World

Which body is the real ‘Red Rosa’?

The new body lacks a head, but the legs and age are a match

Which body is the real 'Red Rosa'?For 90 years, admirers of Rosa Luxemburg have laid red carnations on her gravestone in Berlin’s Friedrichsfelde Cemetery. Now, forensic expert Michael Tsokos is “90 per cent certain” that he’s found the real corpse of Luxemburg in the damp basement of Charité hospital. All he needs is a DNA match.

“Red Rosa,” as the pioneering Communist and feminist was known, was murdered in January 1919, after taking part in an unsuccessful revolt. She was shot in the head and her body dumped in the Landwehr canal. Five months later, after the spring thaw, a waterlogged corpse was recovered from the canal, identified by pathologists as that of Luxemburg and quickly buried.

However, Tsokos, head of the Institute of Legal Medicine and Forensic Sciences, recently found a cadaver—minus its head, feet and hands— in the hospital’s medical history museum.

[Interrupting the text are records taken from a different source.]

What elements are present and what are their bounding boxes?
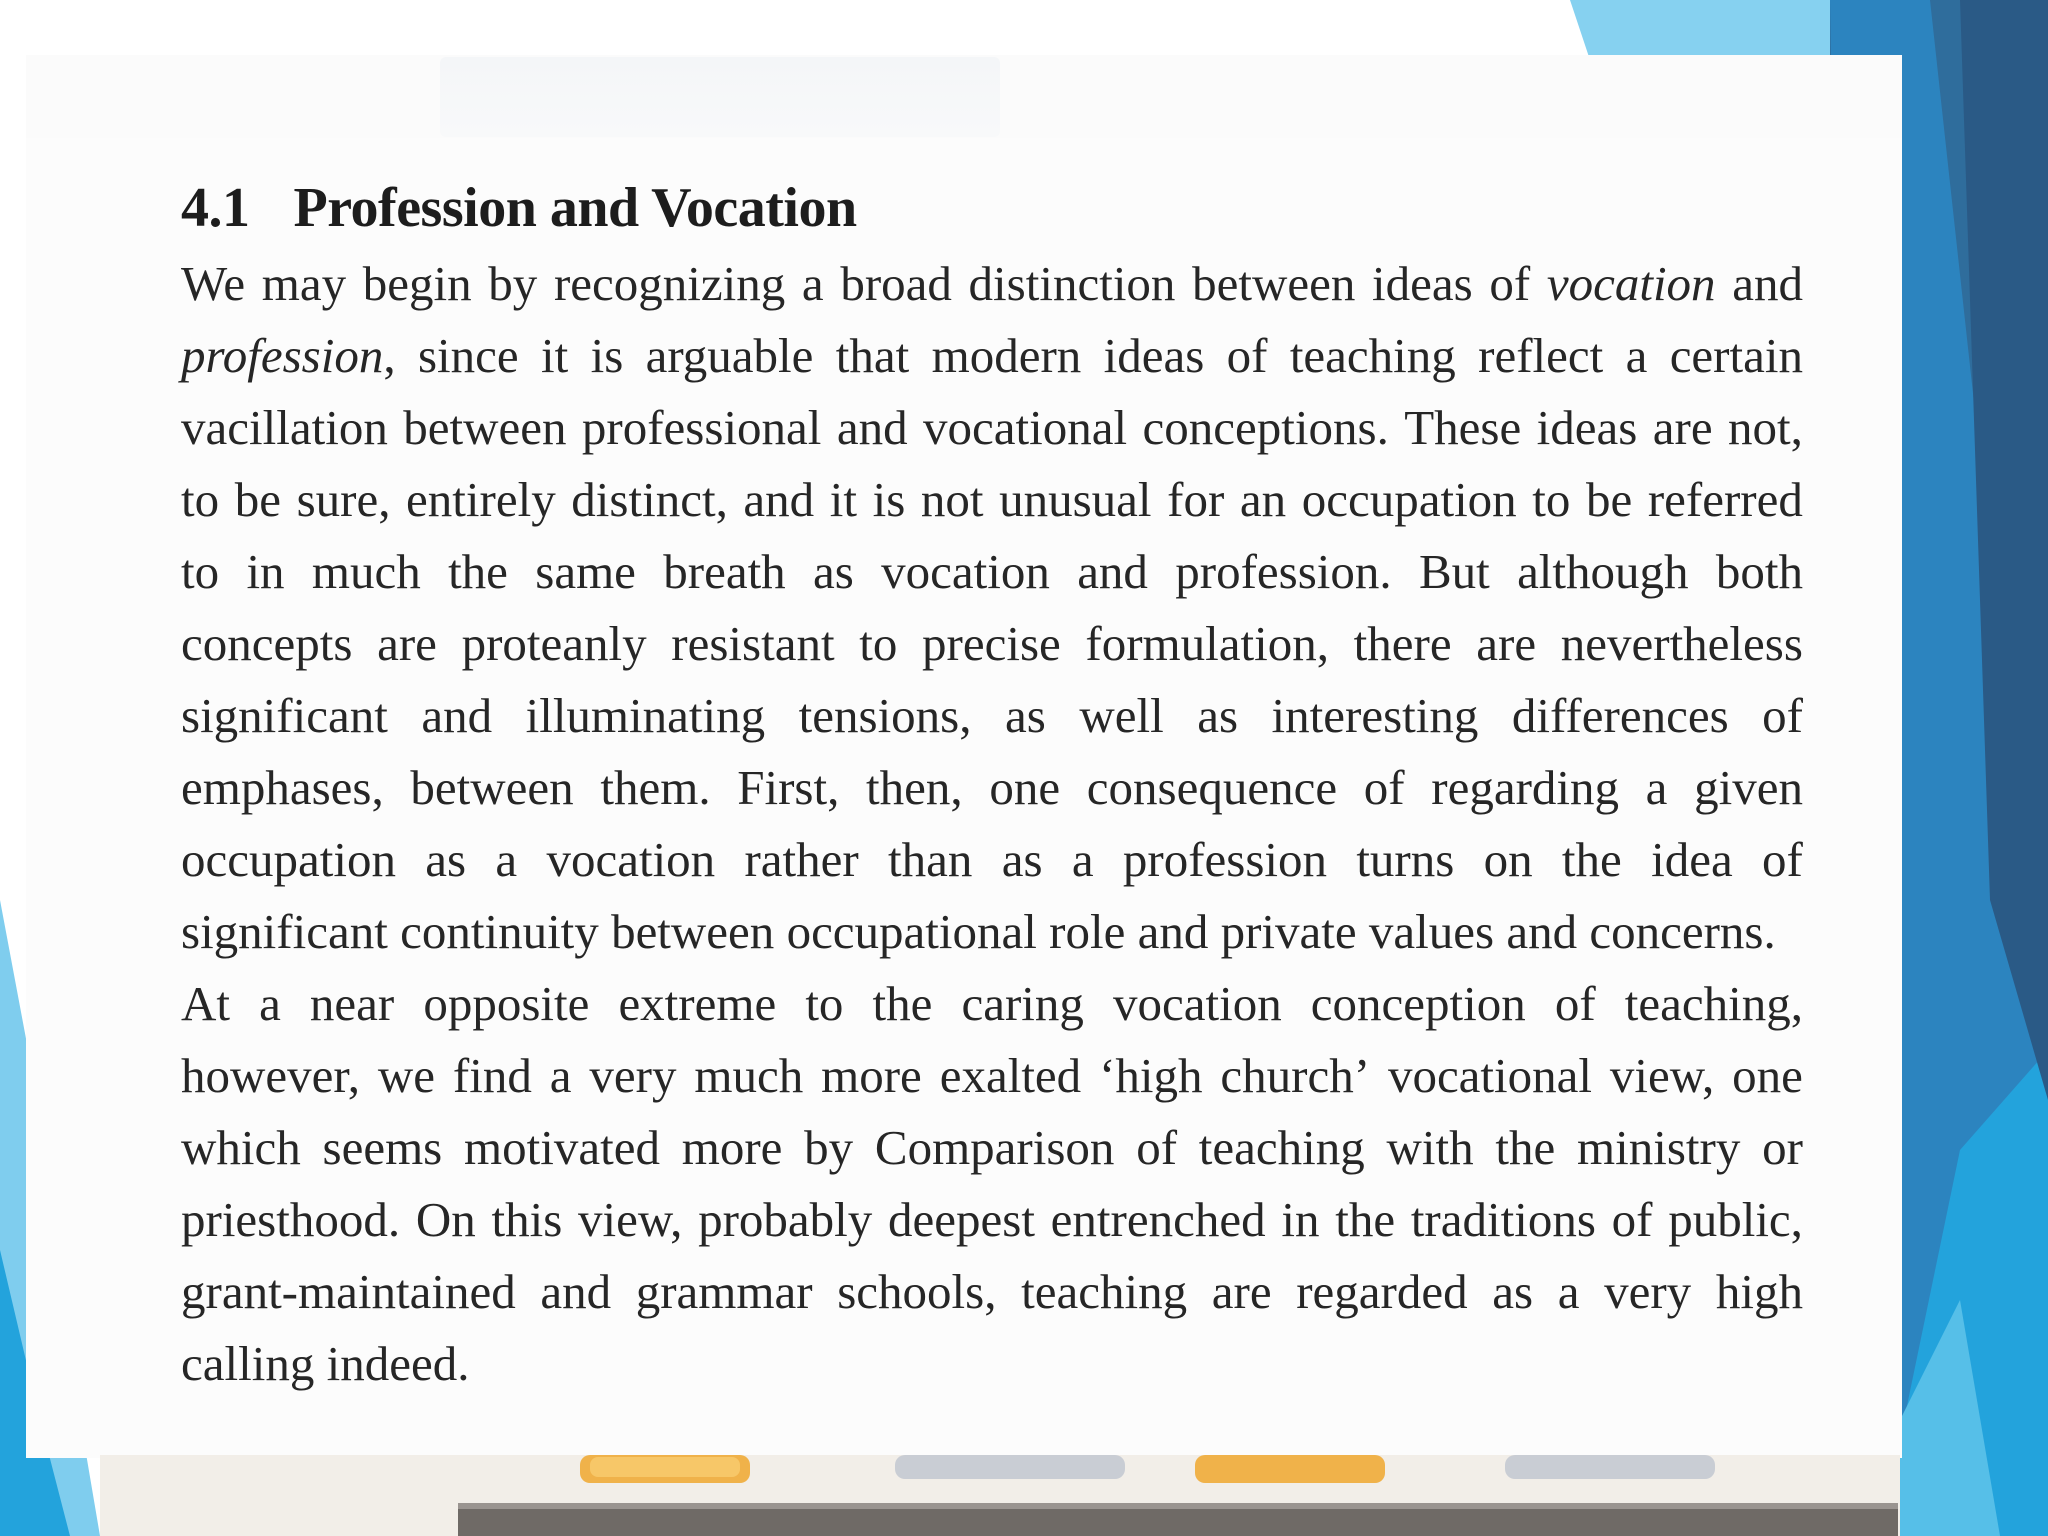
- word: one: [1732, 1048, 1803, 1103]
- word: significant: [181, 904, 388, 959]
- word: differences: [1511, 688, 1729, 743]
- word: distinct,: [571, 472, 728, 527]
- word: teaching: [1198, 1120, 1365, 1175]
- word: are: [1211, 1264, 1272, 1319]
- word: continuity: [400, 904, 599, 959]
- text-line: [181, 680, 1803, 752]
- word: modern: [931, 328, 1082, 383]
- word: one: [989, 760, 1061, 815]
- word: vocational: [923, 400, 1128, 455]
- word: of: [1226, 328, 1268, 383]
- word: it: [829, 472, 857, 527]
- word: a: [801, 256, 824, 311]
- word: view,: [1609, 1048, 1715, 1103]
- word: professional: [581, 400, 822, 455]
- text-line: [181, 896, 1803, 968]
- section-number: 4.1: [181, 177, 250, 239]
- word: a: [495, 832, 518, 887]
- word: vocational: [1387, 1048, 1593, 1103]
- word: and: [540, 1264, 612, 1319]
- word: grammar: [635, 1264, 813, 1319]
- word: calling: [181, 1336, 315, 1391]
- word: illuminating: [525, 688, 766, 743]
- word: as: [1492, 1264, 1534, 1319]
- word: proteanly: [461, 616, 647, 671]
- word: occupation: [181, 832, 396, 887]
- word: ‘high: [1099, 1048, 1203, 1103]
- text-line: [181, 392, 1803, 464]
- word: certain: [1669, 328, 1803, 383]
- word: unusual: [999, 472, 1152, 527]
- word: and: [836, 400, 908, 455]
- word: and: [1077, 544, 1148, 599]
- word: of: [1762, 688, 1803, 743]
- word: much: [694, 1048, 804, 1103]
- word: very: [589, 1048, 677, 1103]
- word: as: [1197, 688, 1239, 743]
- word: precise: [922, 616, 1061, 671]
- word: and: [1137, 904, 1209, 959]
- word: are: [377, 616, 437, 671]
- word: them.: [600, 760, 711, 815]
- text-line: [181, 1328, 1803, 1400]
- word: of: [1611, 1192, 1653, 1247]
- word: between: [1192, 256, 1356, 311]
- word: profession: [1122, 832, 1328, 887]
- word: then,: [866, 760, 963, 815]
- word: than: [888, 832, 973, 887]
- word: a: [1557, 1264, 1580, 1319]
- word: priesthood.: [181, 1192, 401, 1247]
- word: given: [1694, 760, 1803, 815]
- word: reflect: [1478, 328, 1604, 383]
- word: it: [541, 328, 569, 383]
- word: be: [234, 472, 281, 527]
- word: vocation: [881, 544, 1050, 599]
- word: and: [1732, 256, 1803, 311]
- word: both: [1715, 544, 1803, 599]
- word: be: [1586, 472, 1633, 527]
- word: referred: [1647, 472, 1803, 527]
- word: formulation,: [1085, 616, 1330, 671]
- word: ministry: [1577, 1120, 1741, 1175]
- deco-shape-light-top: [1570, 0, 1830, 60]
- word: probably: [698, 1192, 873, 1247]
- word: and: [421, 688, 493, 743]
- word: same: [535, 544, 636, 599]
- word: But: [1418, 544, 1490, 599]
- word: high: [1715, 1264, 1803, 1319]
- word: opposite: [423, 976, 590, 1031]
- text-line: [181, 968, 1803, 1040]
- word: to: [805, 976, 844, 1031]
- word: by: [804, 1120, 854, 1175]
- word: however,: [181, 1048, 360, 1103]
- word: entirely: [406, 472, 556, 527]
- word: profession.: [1175, 544, 1392, 599]
- text-line: [181, 608, 1803, 680]
- word: motivated: [464, 1120, 660, 1175]
- word: on: [1483, 832, 1533, 887]
- word: to: [1532, 472, 1571, 527]
- text-line: [181, 536, 1803, 608]
- word: of: [1363, 760, 1405, 815]
- word: of: [1489, 256, 1531, 311]
- word: to: [181, 472, 220, 527]
- section-title: Profession and Vocation: [293, 177, 857, 239]
- word: are: [1652, 400, 1713, 455]
- word: with: [1386, 1120, 1474, 1175]
- word: ideas: [1103, 328, 1205, 383]
- word: vocation: [546, 832, 716, 887]
- word: arguable: [645, 328, 814, 383]
- word: Comparison: [874, 1120, 1115, 1175]
- text-line: [181, 464, 1803, 536]
- word: this: [491, 1192, 563, 1247]
- word: extreme: [618, 976, 777, 1031]
- word: church’: [1220, 1048, 1371, 1103]
- word: is: [590, 328, 624, 383]
- word: occupation: [1301, 472, 1517, 527]
- word: between: [410, 760, 574, 815]
- text-line: [181, 1040, 1803, 1112]
- word: deepest: [888, 1192, 1035, 1247]
- word: breath: [663, 544, 786, 599]
- word: distinction: [968, 256, 1176, 311]
- word: idea: [1651, 832, 1733, 887]
- word: the: [872, 976, 933, 1031]
- body-paragraph: [181, 248, 1803, 1400]
- word: a: [259, 976, 281, 1031]
- word: recognizing: [553, 256, 786, 311]
- word: not: [920, 472, 984, 527]
- word: On: [415, 1192, 476, 1247]
- text-line: [181, 824, 1803, 896]
- text-line: [181, 1184, 1803, 1256]
- word: between: [611, 904, 775, 959]
- word: rather: [744, 832, 859, 887]
- word: entrenched: [1050, 1192, 1266, 1247]
- word: indeed.: [326, 1336, 470, 1391]
- word: view,: [578, 1192, 683, 1247]
- word: traditions: [1410, 1192, 1596, 1247]
- word: private: [1220, 904, 1357, 959]
- word: for: [1167, 472, 1225, 527]
- word: well: [1079, 688, 1164, 743]
- word: since: [417, 328, 519, 383]
- word: we: [377, 1048, 436, 1103]
- word: concepts: [181, 616, 353, 671]
- word: of: [1762, 832, 1803, 887]
- word: begin: [362, 256, 472, 311]
- word: vocation: [1112, 976, 1282, 1031]
- word: ideas: [1372, 256, 1473, 311]
- word: regarded: [1296, 1264, 1468, 1319]
- word: teaching: [1021, 1264, 1188, 1319]
- word: turns: [1356, 832, 1455, 887]
- word: role: [1049, 904, 1126, 959]
- text-line: [181, 1256, 1803, 1328]
- word: a: [1071, 832, 1094, 887]
- word: We: [181, 256, 246, 311]
- word: teaching,: [1624, 976, 1803, 1031]
- word: broad: [840, 256, 952, 311]
- word: caring: [961, 976, 1084, 1031]
- text-line: [181, 248, 1803, 320]
- word: and: [1506, 904, 1578, 959]
- word: profession,: [181, 328, 396, 383]
- word: nevertheless: [1560, 616, 1803, 671]
- word: exalted: [939, 1048, 1082, 1103]
- word: a: [1645, 760, 1668, 815]
- word: that: [835, 328, 910, 383]
- section-heading: [181, 168, 857, 248]
- word: an: [1239, 472, 1287, 527]
- word: conceptions.: [1142, 400, 1389, 455]
- word: not,: [1728, 400, 1803, 455]
- word: very: [1604, 1264, 1692, 1319]
- word: of: [1136, 1120, 1178, 1175]
- text-line: [181, 1112, 1803, 1184]
- word: there: [1353, 616, 1452, 671]
- word: is: [872, 472, 906, 527]
- word: grant-maintained: [181, 1264, 516, 1319]
- word: more: [821, 1048, 922, 1103]
- word: which: [181, 1120, 301, 1175]
- word: as: [1005, 688, 1046, 743]
- word: as: [1001, 832, 1043, 887]
- word: concerns.: [1589, 904, 1776, 959]
- word: These: [1404, 400, 1522, 455]
- word: public,: [1668, 1192, 1803, 1247]
- word: find: [452, 1048, 532, 1103]
- bottom-image-strip: [100, 1455, 1900, 1536]
- word: the: [1561, 832, 1622, 887]
- word: sure,: [296, 472, 391, 527]
- word: much: [311, 544, 421, 599]
- word: At: [181, 976, 230, 1031]
- word: between: [403, 400, 567, 455]
- word: conception: [1310, 976, 1526, 1031]
- text-line: [181, 752, 1803, 824]
- text-line: [181, 320, 1803, 392]
- document-top-shade: [440, 57, 1000, 137]
- word: resistant: [671, 616, 835, 671]
- word: interesting: [1271, 688, 1479, 743]
- word: schools,: [837, 1264, 997, 1319]
- word: First,: [737, 760, 840, 815]
- word: in: [246, 544, 285, 599]
- word: the: [1335, 1192, 1396, 1247]
- word: to: [859, 616, 898, 671]
- word: in: [1281, 1192, 1320, 1247]
- word: tensions,: [798, 688, 972, 743]
- word: emphases,: [181, 760, 384, 815]
- word: by: [488, 256, 538, 311]
- word: as: [813, 544, 854, 599]
- word: of: [1554, 976, 1596, 1031]
- word: are: [1476, 616, 1537, 671]
- word: regarding: [1431, 760, 1619, 815]
- word: may: [261, 256, 347, 311]
- word: occupational: [786, 904, 1037, 959]
- word: vocation: [1546, 256, 1716, 311]
- word: values: [1368, 904, 1495, 959]
- word: near: [309, 976, 395, 1031]
- word: the: [448, 544, 508, 599]
- word: consequence: [1086, 760, 1338, 815]
- word: ideas: [1536, 400, 1638, 455]
- word: more: [681, 1120, 783, 1175]
- word: although: [1517, 544, 1689, 599]
- word: to: [181, 544, 220, 599]
- word: a: [1625, 328, 1648, 383]
- word: the: [1495, 1120, 1556, 1175]
- word: and: [743, 472, 815, 527]
- word: a: [549, 1048, 572, 1103]
- word: teaching: [1289, 328, 1456, 383]
- word: vacillation: [181, 400, 388, 455]
- word: seems: [322, 1120, 443, 1175]
- word: as: [425, 832, 467, 887]
- word: or: [1762, 1120, 1803, 1175]
- word: significant: [181, 688, 388, 743]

A CT scan indicated that it had been under water and that the woman, like Luxemburg, had a hip ailment, osteoarthritis, as well as legs of different lengths. In addition, the woman was between 40 and 50 years old (Luxemburg died at 47) and carbon dating confirmed that the corpse was from the correct era.

Then Tsokos reviewed the original autopsy report and noticed discrepancies, including no mention of bone abnormalities or the rifle-butt blows sustained before her murder. Plus, a second examiner wrote an addendum doubting the corpse’s identity.

Tsokos is now searching for genetic material extracted from materials handled by Luxemburg, or DNA from a close relative, to prove his theory. “A hat would be nice,” he told the BBC, because it could contain a hair. He’s also trying to find Luxemburg’s niece.

Regardless of whether the corpse is identified, Murat Cakir, spokesman for the Rosa Luxemburg Foundation, believes the Communist’s legacy will remain intact: “The world over she is thought of as a revolutionary forward thinker—millions visit her grave each year—and she will always be this, regardless of where her body rests.”